UNITED STATES - Pramerica Real Estate Investors is predicting the apartment market will be the most affected of all major property types by the recent changes in the residential housing and credit markets.
Details of Pramerica's US Quarterly Market Perspective for October 2007 reveal many of the US apartment markets are now hurting as a result of the condo conversion bust and an over-supply in the marketplace.
Philip Conner, principal in research at PREI, said "there are some apartment markets where there wasn't a limit put on how many units could be developed or converted to condo use, such as are Florida, Southern California, Las Vegas and Phoenix" and these regions of the US now such have an abundance of apartment complexes on the market either for sale or rental it may hit future rental rates and pricing .
This situation could be offset somewhat because there will be more people looking to rent now fewer people are now interested in buying homes.

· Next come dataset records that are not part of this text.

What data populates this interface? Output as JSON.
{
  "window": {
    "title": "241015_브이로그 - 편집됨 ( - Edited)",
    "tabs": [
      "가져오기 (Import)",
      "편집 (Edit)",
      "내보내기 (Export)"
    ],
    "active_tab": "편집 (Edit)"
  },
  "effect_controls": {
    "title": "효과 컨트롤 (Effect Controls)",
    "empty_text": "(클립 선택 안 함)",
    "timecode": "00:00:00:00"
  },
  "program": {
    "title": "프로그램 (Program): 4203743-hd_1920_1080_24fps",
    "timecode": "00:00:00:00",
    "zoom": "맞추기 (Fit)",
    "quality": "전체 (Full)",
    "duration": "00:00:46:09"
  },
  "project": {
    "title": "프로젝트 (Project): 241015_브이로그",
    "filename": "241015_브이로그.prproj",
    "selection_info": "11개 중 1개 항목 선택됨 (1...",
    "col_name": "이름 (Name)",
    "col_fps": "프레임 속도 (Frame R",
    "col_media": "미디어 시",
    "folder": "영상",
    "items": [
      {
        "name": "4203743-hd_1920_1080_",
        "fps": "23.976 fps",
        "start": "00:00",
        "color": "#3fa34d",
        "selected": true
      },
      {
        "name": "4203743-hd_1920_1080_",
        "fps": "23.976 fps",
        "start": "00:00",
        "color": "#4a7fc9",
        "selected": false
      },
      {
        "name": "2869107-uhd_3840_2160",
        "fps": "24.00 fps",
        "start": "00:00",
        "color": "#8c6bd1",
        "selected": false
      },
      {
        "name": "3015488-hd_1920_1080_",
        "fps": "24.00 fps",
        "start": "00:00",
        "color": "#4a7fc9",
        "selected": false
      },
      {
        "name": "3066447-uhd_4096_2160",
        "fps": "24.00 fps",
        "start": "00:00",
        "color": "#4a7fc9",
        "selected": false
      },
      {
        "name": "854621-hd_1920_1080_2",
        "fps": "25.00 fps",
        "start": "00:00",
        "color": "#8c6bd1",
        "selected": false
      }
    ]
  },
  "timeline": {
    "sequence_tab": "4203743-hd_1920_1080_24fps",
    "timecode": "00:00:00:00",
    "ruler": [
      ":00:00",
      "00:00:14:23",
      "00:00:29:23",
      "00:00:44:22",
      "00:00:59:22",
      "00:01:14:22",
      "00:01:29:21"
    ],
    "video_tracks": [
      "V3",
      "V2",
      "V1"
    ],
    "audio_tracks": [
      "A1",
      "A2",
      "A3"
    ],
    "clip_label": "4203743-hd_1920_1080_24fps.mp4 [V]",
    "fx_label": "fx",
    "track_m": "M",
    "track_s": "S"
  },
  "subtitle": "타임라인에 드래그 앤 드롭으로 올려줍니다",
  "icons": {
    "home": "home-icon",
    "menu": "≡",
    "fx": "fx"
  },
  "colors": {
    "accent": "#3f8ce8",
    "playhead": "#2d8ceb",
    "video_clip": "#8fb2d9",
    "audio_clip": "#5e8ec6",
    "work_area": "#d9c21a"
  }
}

That said, there are some apartment markets in the country that have remained very strong, namely Northern California, Seattle, Portland, Boston, New York City, Dallas, Houston, Austin and Denver.
Retail property is another market which has seen its performance affected in the first six months of the year as less disposable income has hurt how retail assets - a trend which is likely to continue over the coming months as economic conditions mean consumers have less money to spend. More specifically, there are now high gas prices and lower consumer confidence with the difficulties of the single-family home market.